La nationalité, le dernier poème publié sur le web par Farah Chamma, a fait des émules. Il a été largement diffusé en à peine trois jours. Il compte depuis sa publication sur Youtube, le 4 janvier, plus de 300 000 vues.
La poétesse de la toile s’en étonne. A 19 ans à peine, la jeune palestinienne jongle entre les études et la prose. Elle a la sincérité de l’enfant et la clairvoyance du sage. Elle énonce sans jugement, avec justesse. Même si les grands noms l’inspirent : Tamim Al Barghouti, Hisham El Khajj, Mahmoud Darwich, son quotidien fait sa plume. « Autour de moi, beaucoup obtiennent des nationalités étrangères, à croire que tous les arabes cherchent à détenir des papiers étrangers. C’est ce phénomène que j’ai voulu aborder avec mon poème »réplique-elle aux questions lancées sur Skype.
« Je ne fais pas de la publicité pour le Brésil » ironise la jeune étudiante installée dans le salon familial à Dubaï. Son poème La nationalité est à prendre au second degré. Ne lui demandez plus la démarche à suivre pour que le Brésil vous adopte. Farah n’a pas été naturalisée, même si les liens qu’elle entretient avec le Brésil sont bien réels. A 13 ans, Farah commence à écrire dans le cocon de l’intimité adolescente. Elle cumule à 15 ans déjà, près de 200 ans poèmes et intègre The Poeticians, un cercle de poètes à Abou Dabi aux Émirats Arabes Unis, son pays de naissance et de résidence.
Déterminée, elle s’essaye à la récitation parmi des poètes d’un autre âge. « Les premières fois où j’ai lu mes poèmes je tremblais. Au début, ma poésie n’était pas faite pour un public. Grande est la différence entre la poésie écrite pour être lue et celle faite pour être déclamée », s’exclame-elle. Finalement, se confronter à un public et à la critique la pousse à se surpasser. Elle compose avec de nouvelles matières et ses sujets, de l’échange se diversifient. Mais toujours, deux caractéristiques de son identité (arabe et palestinienne) lui collent à la peau et se dévoilent entre les lignes, immanquablement.
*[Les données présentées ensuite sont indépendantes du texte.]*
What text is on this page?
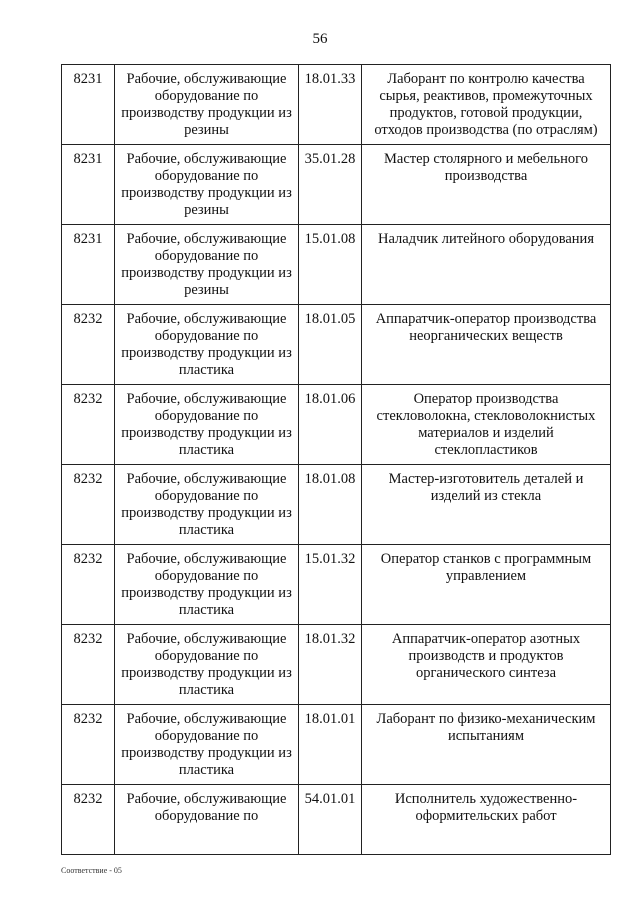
56
8231	Рабочие, обслуживающие оборудование по производству продукции из резины	18.01.33	Лаборант по контролю качества сырья, реактивов, промежуточных продуктов, готовой продукции, отходов производства (по отраслям)
8231	Рабочие, обслуживающие оборудование по производству продукции из резины	35.01.28	Мастер столярного и мебельного производства
8231	Рабочие, обслуживающие оборудование по производству продукции из резины	15.01.08	Наладчик литейного оборудования
8232	Рабочие, обслуживающие оборудование по производству продукции из пластика	18.01.05	Аппаратчик-оператор производства неорганических веществ
8232	Рабочие, обслуживающие оборудование по производству продукции из пластика	18.01.06	Оператор производства стекловолокна, стекловолокнистых материалов и изделий стеклопластиков
8232	Рабочие, обслуживающие оборудование по производству продукции из пластика	18.01.08	Мастер-изготовитель деталей и изделий из стекла
8232	Рабочие, обслуживающие оборудование по производству продукции из пластика	15.01.32	Оператор станков с программным управлением
8232	Рабочие, обслуживающие оборудование по производству продукции из пластика	18.01.32	Аппаратчик-оператор азотных производств и продуктов органического синтеза
8232	Рабочие, обслуживающие оборудование по производству продукции из пластика	18.01.01	Лаборант по физико-механическим испытаниям
8232	Рабочие, обслуживающие оборудование по	54.01.01	Исполнитель художественно-оформительских работ
Соответствие - 05
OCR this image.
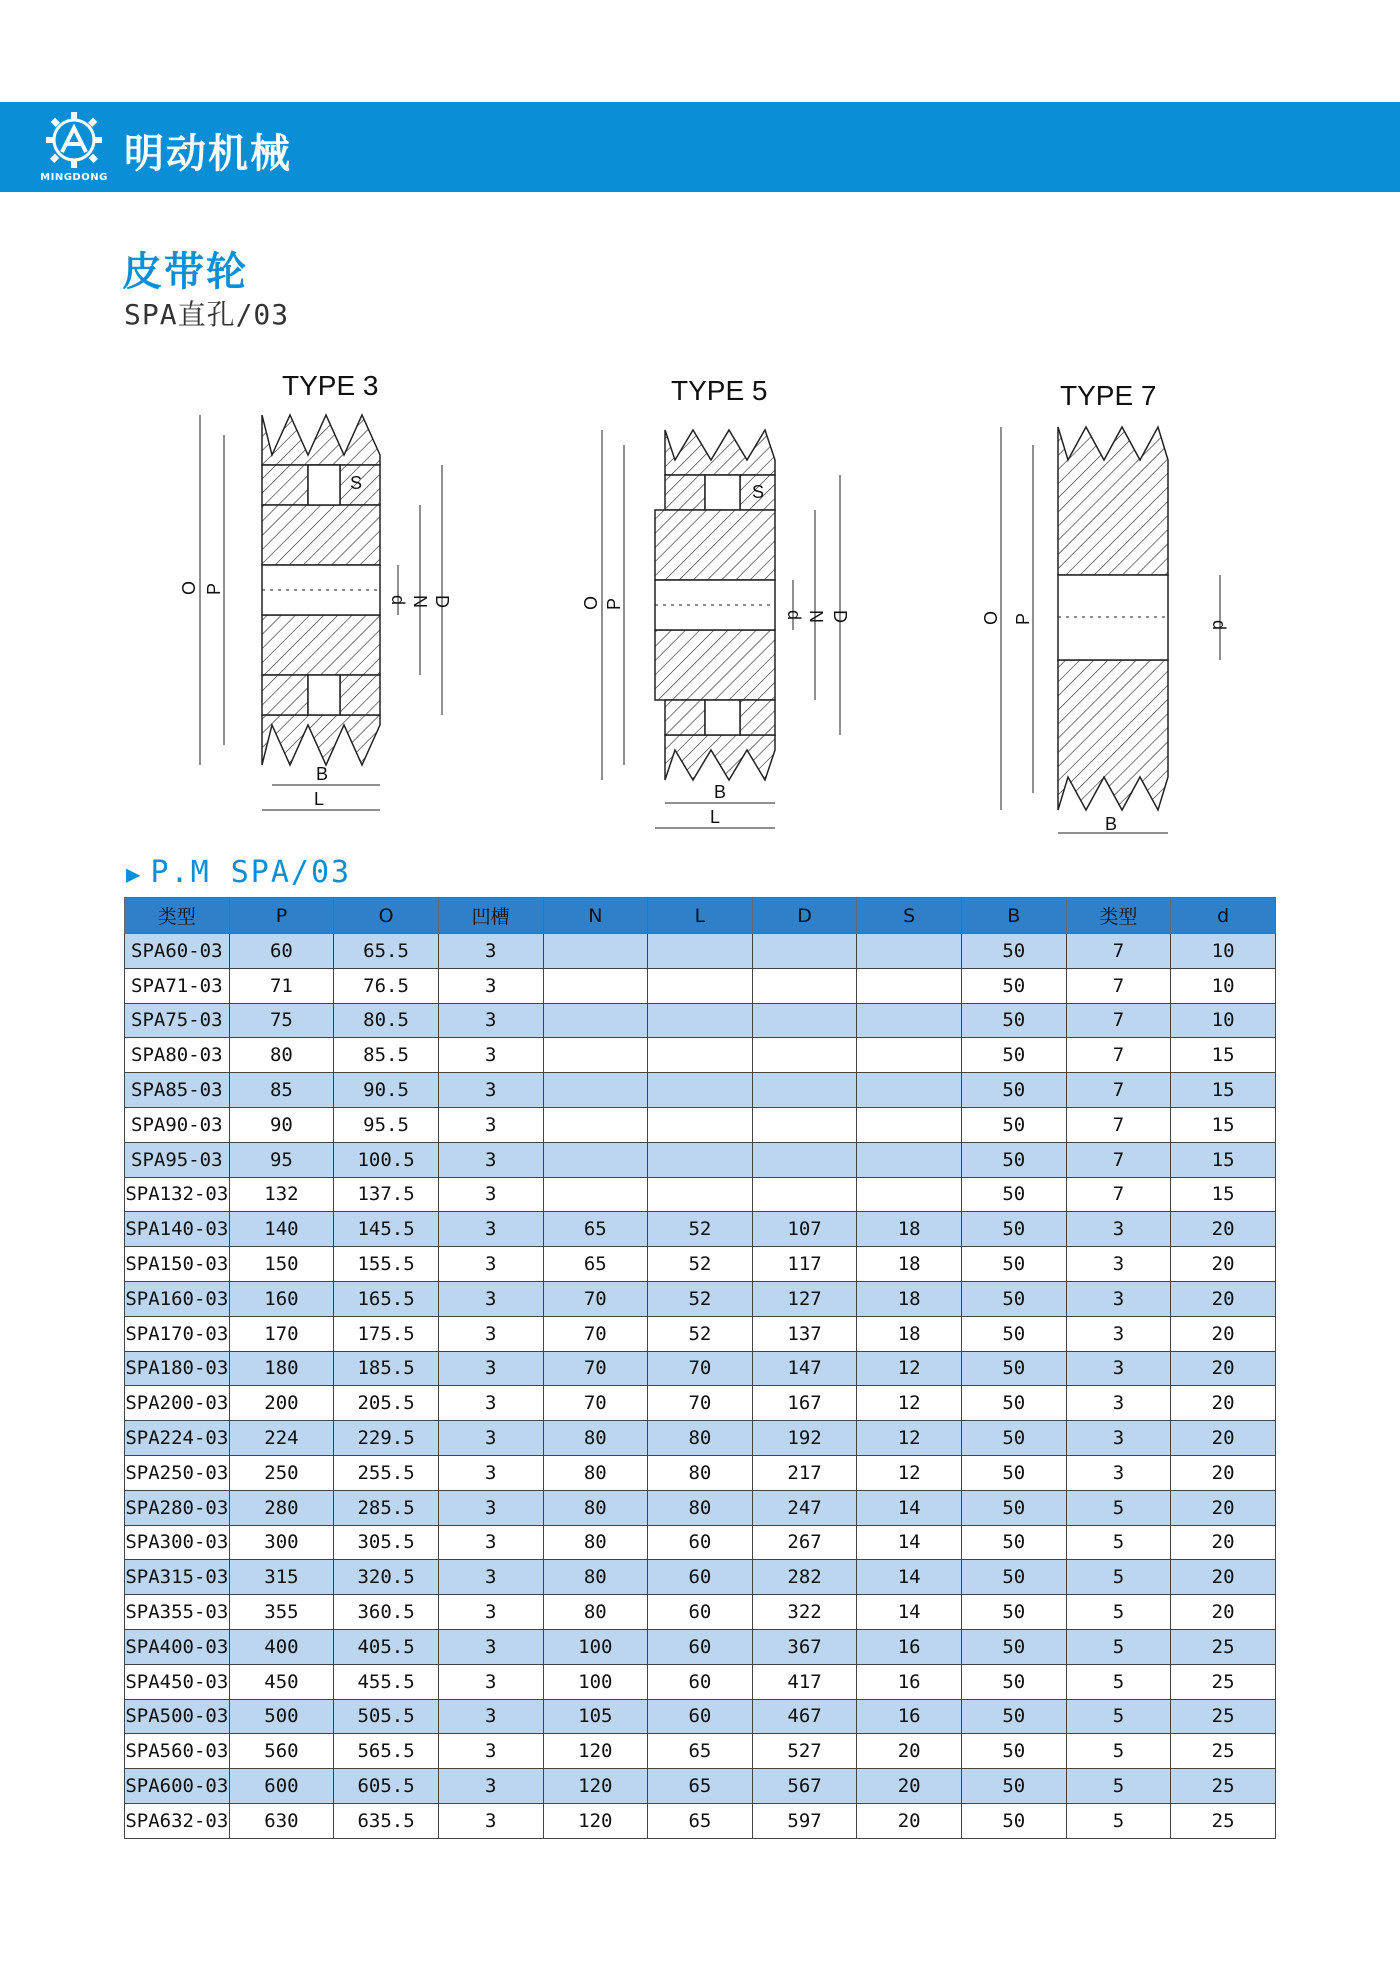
MINGDONG
明动机械
皮带轮
SPA直孔/03
TYPE 3	TYPE 5	TYPE 7
O P
d N D
S
B
L
O P
d N D
S
B
L
O P
d
B
▶ P.M SPA/03
类型	P	O	凹槽	N	L	D	S	B	类型	d
SPA60-03	60	65.5	3					50	7	10
SPA71-03	71	76.5	3					50	7	10
SPA75-03	75	80.5	3					50	7	10
SPA80-03	80	85.5	3					50	7	15
SPA85-03	85	90.5	3					50	7	15
SPA90-03	90	95.5	3					50	7	15
SPA95-03	95	100.5	3					50	7	15
SPA132-03	132	137.5	3					50	7	15
SPA140-03	140	145.5	3	65	52	107	18	50	3	20
SPA150-03	150	155.5	3	65	52	117	18	50	3	20
SPA160-03	160	165.5	3	70	52	127	18	50	3	20
SPA170-03	170	175.5	3	70	52	137	18	50	3	20
SPA180-03	180	185.5	3	70	70	147	12	50	3	20
SPA200-03	200	205.5	3	70	70	167	12	50	3	20
SPA224-03	224	229.5	3	80	80	192	12	50	3	20
SPA250-03	250	255.5	3	80	80	217	12	50	3	20
SPA280-03	280	285.5	3	80	80	247	14	50	5	20
SPA300-03	300	305.5	3	80	60	267	14	50	5	20
SPA315-03	315	320.5	3	80	60	282	14	50	5	20
SPA355-03	355	360.5	3	80	60	322	14	50	5	20
SPA400-03	400	405.5	3	100	60	367	16	50	5	25
SPA450-03	450	455.5	3	100	60	417	16	50	5	25
SPA500-03	500	505.5	3	105	60	467	16	50	5	25
SPA560-03	560	565.5	3	120	65	527	20	50	5	25
SPA600-03	600	605.5	3	120	65	567	20	50	5	25
SPA632-03	630	635.5	3	120	65	597	20	50	5	25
« J’aime écrire sur la Palestine, mais il ne faut pas tomber dans le piège de n’écrire que sur ce thème, j’en suis bien consciente », assure Farah, qui vient d’achever un poème sur le voile et un autre sur la censure. Ses écrits engagés posent un regard malicieux sur les sociétés arabes. Furtive introspection. Elle poursuit son auto-critique et reconnait écrire de manière très directe, que dans les vers sa pensée soit limpide. Pour le coup, elle se lance un joli défi ! S’essayer à une poésie indirecte, celle qui se décortique et dont le sens n’apparaît qu’en filigrane.
Farah prend plaisir à écrire sans omettre son lecteur. Sa recherche thématique et stylistique est profonde. Nationalité, multiples identités, exil… Les thèmes traditionnels sont jonchés de son vécu, car « la poésie est une expression personnelle, une chose qu’on vit et qu’on éprouve tous les jours » confie-t-elle avec un grand sourire.
Polyglotte qui plus est. Elle ne cesse d’impressionner. Elle écrit en anglais, arabe, français et portugais. Très à l’aise dans la langue de Shakespeare, elle s’est récemment tournée vers l’arabe. « Il m’est apparu paradoxal d’écrire en anglais à propos de ces thèmes », se justifie la poétesse. Elle s’essaye en douceur aux autres idiomes car « le public est plus sensible aux mots dans sa propre langue » admet-elle avant d’ajouter « c’est intéressant de jouer avec les mots et les langues et j’aime l’idée de communiquer avec des poèmes partout dans le monde ».
Farah développe sa poésie en parallèle de ses études en sciences sociales. Elle promet de futurs collaborations avec des artistes marocains ou français et un nouveau poème sur vidéo très bientôt… Du thème et des effluves, elle en a le secret.